Auf dem EU-Gipfel am letzten Sonntag war Berlusconi in einem
Sechs-Augen-Gespräch mit Deutschlands Kanzlerin Angela Merkel und
Frankreichs Präsident Nicolas Sarkozy ein rüdes Ultimatum präsentiert
worden. Bis zur entscheidenden Gipfelrunde am Mittwochabend solle Italien
schlüssig darlegen, mit welchen konkreten Maßnahmen es einerseits den
Haushalt sanieren und andererseits das Land wieder zu wirtschaftlichem
Wachstum bringen will.
Wachstum ist das Schlüsselwort: Nur wenn das seit 15 Jahren stagnierende
Italien wieder prosperiert, hat es realistische Chancen, von seinem
Schuldenberg in Höhe von etwa 120 Prozent des Bruttoinlandsprodukts (BIP)
wieder herunterzukommen.
Und Italien ist zum Schlüsselland der Eurokrise geworden. "Noch nie stand
Europa so kurz vor einer Explosion", fasste Sarkozy, zurück in Paris, die
dramatische Situation zusammen. Berlusconi versprach seinerseits umgehend,
die ihm gestellten Forderungen zu erfüllen.
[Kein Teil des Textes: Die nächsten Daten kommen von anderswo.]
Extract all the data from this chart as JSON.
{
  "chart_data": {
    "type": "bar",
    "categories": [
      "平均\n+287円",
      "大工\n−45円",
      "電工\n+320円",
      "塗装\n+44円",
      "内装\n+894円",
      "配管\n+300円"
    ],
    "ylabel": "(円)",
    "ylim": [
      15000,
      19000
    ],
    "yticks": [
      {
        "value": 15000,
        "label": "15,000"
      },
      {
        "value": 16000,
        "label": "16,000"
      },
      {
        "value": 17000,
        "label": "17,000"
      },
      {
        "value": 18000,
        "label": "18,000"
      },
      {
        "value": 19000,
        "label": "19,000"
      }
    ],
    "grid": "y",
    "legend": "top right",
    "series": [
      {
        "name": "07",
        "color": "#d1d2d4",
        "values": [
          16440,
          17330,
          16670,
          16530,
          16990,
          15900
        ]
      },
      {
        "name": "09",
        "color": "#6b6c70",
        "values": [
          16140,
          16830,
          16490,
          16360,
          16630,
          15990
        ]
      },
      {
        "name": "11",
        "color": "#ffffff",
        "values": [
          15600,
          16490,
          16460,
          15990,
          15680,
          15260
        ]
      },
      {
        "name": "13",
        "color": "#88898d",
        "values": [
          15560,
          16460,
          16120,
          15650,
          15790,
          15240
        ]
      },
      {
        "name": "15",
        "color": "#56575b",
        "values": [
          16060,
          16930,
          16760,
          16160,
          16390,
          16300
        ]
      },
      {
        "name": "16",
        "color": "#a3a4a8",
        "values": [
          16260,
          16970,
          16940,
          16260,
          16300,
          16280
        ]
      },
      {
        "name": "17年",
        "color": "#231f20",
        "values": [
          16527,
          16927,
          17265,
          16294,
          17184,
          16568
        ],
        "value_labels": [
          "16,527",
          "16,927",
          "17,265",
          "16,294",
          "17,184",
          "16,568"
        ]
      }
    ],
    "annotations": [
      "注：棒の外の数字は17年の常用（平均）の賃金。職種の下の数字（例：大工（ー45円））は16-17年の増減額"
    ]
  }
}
Seine Regierungskoalition lieferte dann aber bei den Beratungen am Montag
und Dienstag einen erneuten Beweis der Tatsache, dass sie völlig
paralysiert ist - jener Tatsache also, die in den letzten Monaten das
Misstrauen der Märkte geschürt hat. Kernpunkt der neuen Sparanstrengungen
soll nach Berlusconis Vorstellungen eine Rentenreform sein: mit zwei
zentralen Bausteinen.
Einerseits will man das Renteneintrittsalter bis zum Jahr 2026 schrittweise
auf 67 Jahre anheben, andererseits könnte das endgültige Aus für die
sogenannten Dienstaltersrenten drohen. Bisher nämlich dürfen Italiens
Bürger schon mit 61 Jahren in Rente gehen, wenn sie 35 Beitragsjahre
vorweisen können.
## "Der finale Zusammenstoß"
Sofort kam ein brüskes Veto vom Koalitionspartner: der rechtspopulistischen
Lega Nord. Sie verweigerte das Antasten der Dienstaltersrenten und erlaubte
Berlusconi nur, in den Brief an die EU ein allgemein gehaltenes Versprechen
zur Erhöhung des Eintrittsalters bei den Renten bis 2026 hineinzuschreiben.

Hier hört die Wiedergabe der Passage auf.